Secondly, If the onboarding process for new players is very smooth, the next challenge becomes holding on to players long term. Our commitment to powerful content development tools, excellent infrastructure, and highly replayable game design means our creative disciplines are able to deliver content at a much faster pace, and the impact of each new piece of content is multiplied, enabling Sprocket to keep up with player demand for new experiences… something that PvE games have always struggled to do.
We’re building a game that’s always got something more to show you, and, even if you take a break or get busy, it's always worth coming back to see what’s new.
How Pandemics Influenced Sprocket
One of the silver linings of the pandemic is that it taught a lot of people the value of strong online social experiences, something that will stick with people going forward. I connected with new and old friends by playing a number of online video games while we were all at home, and, even as the lockdowns have lifted, we continue to play the games we were playing, and we’re regularly looking for new games when we’ve exhausted the content from the ones we’ve played through.
The pandemic has grown the video game market substantially and has specifically placed an emphasis on the social connections that online games facilitate.
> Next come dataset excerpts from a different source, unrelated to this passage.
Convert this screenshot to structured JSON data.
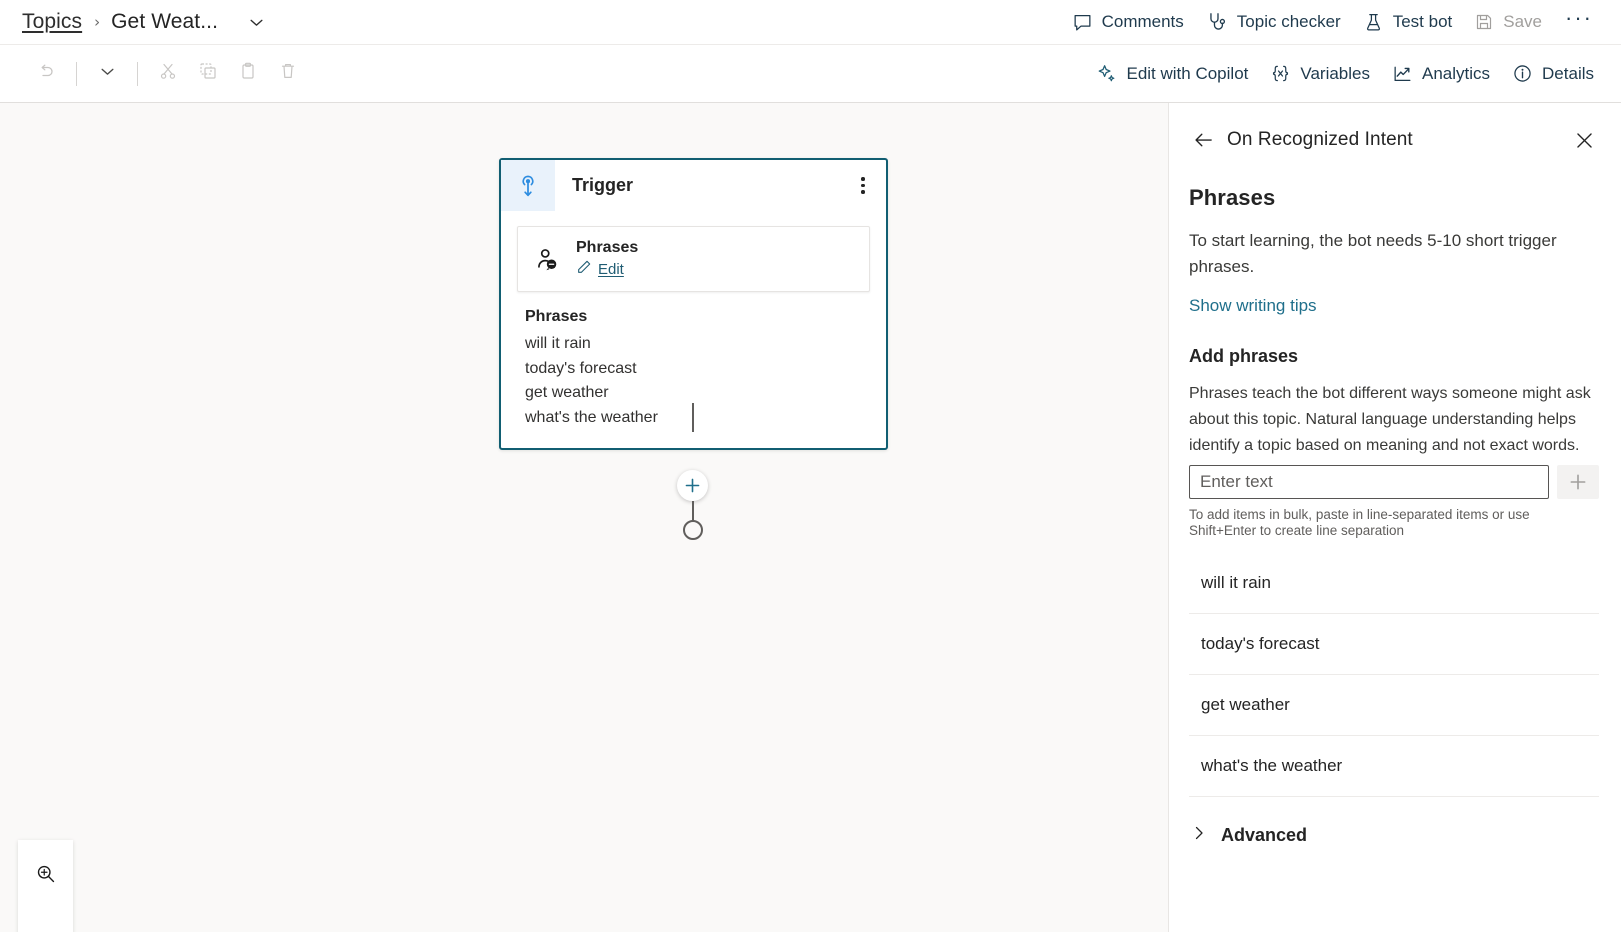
{
  "breadcrumb": {
    "root_label": "Topics",
    "separator": "›",
    "current_label": "Get Weat...",
    "caret_icon": "chevron-down-icon"
  },
  "topbar": {
    "actions": [
      {
        "label": "Comments",
        "icon": "comment-icon",
        "disabled": false
      },
      {
        "label": "Topic checker",
        "icon": "stethoscope-icon",
        "disabled": false
      },
      {
        "label": "Test bot",
        "icon": "flask-icon",
        "disabled": false
      },
      {
        "label": "Save",
        "icon": "save-icon",
        "disabled": true
      }
    ],
    "more_label": "···"
  },
  "toolbar": {
    "left_tools": [
      {
        "name": "undo-icon",
        "enabled": false
      },
      {
        "name": "chevron-down-icon",
        "enabled": true
      },
      {
        "name": "cut-icon",
        "enabled": false
      },
      {
        "name": "copy-icon",
        "enabled": false
      },
      {
        "name": "paste-icon",
        "enabled": false
      },
      {
        "name": "delete-icon",
        "enabled": false
      }
    ],
    "right_tools": [
      {
        "label": "Edit with Copilot",
        "icon": "sparkle-icon"
      },
      {
        "label": "Variables",
        "icon": "braces-x-icon"
      },
      {
        "label": "Analytics",
        "icon": "trend-line-icon"
      },
      {
        "label": "Details",
        "icon": "info-circle-icon"
      }
    ]
  },
  "canvas": {
    "node": {
      "icon": "trigger-pin-icon",
      "title": "Trigger",
      "kebab": "more-options-icon",
      "subcard": {
        "icon": "person-speech-icon",
        "title": "Phrases",
        "edit_label": "Edit",
        "edit_icon": "pencil-icon"
      },
      "phrases_heading": "Phrases",
      "phrases": [
        "will it rain",
        "today's forecast",
        "get weather",
        "what's the weather"
      ]
    },
    "add_node_icon": "plus-icon",
    "zoom_control": {
      "icon": "zoom-in-icon"
    }
  },
  "panel": {
    "back_icon": "arrow-left-icon",
    "header_title": "On Recognized Intent",
    "close_icon": "close-icon",
    "title": "Phrases",
    "description": "To start learning, the bot needs 5-10 short trigger phrases.",
    "writing_tips_link": "Show writing tips",
    "add_phrases_heading": "Add phrases",
    "add_phrases_description": "Phrases teach the bot different ways someone might ask about this topic. Natural language understanding helps identify a topic based on meaning and not exact words.",
    "input": {
      "value": "",
      "placeholder": "Enter text"
    },
    "add_button_icon": "plus-icon",
    "bulk_hint": "To add items in bulk, paste in line-separated items or use Shift+Enter to create line separation",
    "phrases": [
      "will it rain",
      "today's forecast",
      "get weather",
      "what's the weather"
    ],
    "advanced": {
      "label": "Advanced",
      "icon": "chevron-right-icon"
    }
  },
  "colors": {
    "accent": "#1f6f8b",
    "node_border": "#115e72",
    "canvas_bg": "#faf9f8",
    "trigger_icon": "#2e8de0"
  }
}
Sprocket is a remote studio, which is easier now than it was before the pandemic. There are more tools and more firmly established work patterns for working remotely effectively.
Even this early, with our team of 8 people, we’ve been able to attract talent we otherwise would not have had access to if we had an office and required relocation. In addition to access to talent, this also allows developers to live the life that is most meaningful to them outside of work. Disconnecting from work effectively and being able to organize your work around your life rather than your life around your work is another critical piece of Sprocket’s approach to the long-term sustainability of excellent creative work.
Sprocket's Roadmap
We are just now getting started, and part of that process is laying the foundation and fleshing out our long-term roadmap. We are very much looking forward to sharing what we’re up to, and are diligently working toward the day when we can.